Recently, in-situ polymerization inside living cells has attracted much attention due to the efficient cellular internalization and elevated drug retention. However, the lack of tracking of the in-situ polymerization process and the unclear effects of polymerization on cellular functions restrict its biomedical applications. Herein, we designed a Y-shaped diacetylene-containing lipidated peptide amphiphile (Y-DLPA1) with positive charges, which underwent in-situ polymerization initiated by reactive oxygen species in the intracellular microenvironment. In comparison, zwitterionic Y-DLPA2 and negatively charged Y-DLPA3 were polymerized in aqueous solution, but cannot polymerize in the intracellular microenvironment. The polymerized Y-DLPA1 with red fluorescence provides a platform to label cells for long-term tracking studies. This polymerization reaction induced tumor cell apoptosis, increased cell viscosity and decreased cell motility, which potentially inhibited tumor metastasis and served as a novel antitumor agent. This work provides a novel strategy to track in-situ polymerization process and modulate cell biofunctions.

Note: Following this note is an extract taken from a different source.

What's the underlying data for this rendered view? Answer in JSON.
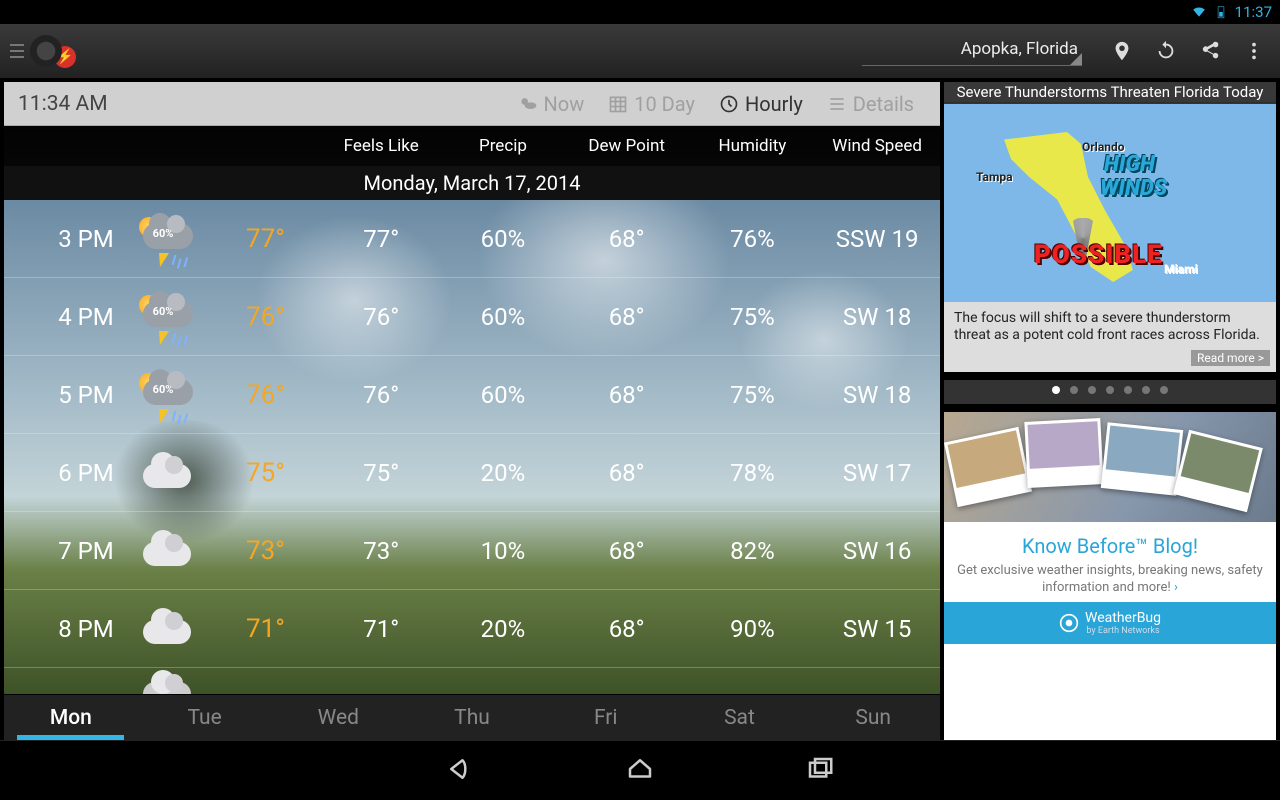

最近，活细胞内的原位聚合由于有效的细胞内化和提高的药物保留而引起了广泛关注。然而，缺乏对原位聚合过程的跟踪以及聚合对细胞功能的影响不明确限制了其在生物医学上的应用。在此，我们设计了一种带有正电荷的 Y 形含二乙炔的脂化肽两亲物 (Y-DLPA1)，它在原位进行由细胞内微环境中的活性氧引发的聚合。相比之下，两性离子Y-DLPA2和带负电荷的Y-DLPA3在水溶液中聚合，但不能在细胞内微环境中聚合。具有红色荧光的聚合 Y-DLPA1 为标记细胞以进行长期跟踪研究提供了一个平台。这种聚合反应诱导肿瘤细胞凋亡，增加细胞粘度和降低细胞运动性，从而潜在地抑制肿瘤转移并作为一种新型抗肿瘤剂。这项工作提供了一种跟踪原位聚合过程和调节细胞生物功能的新策略。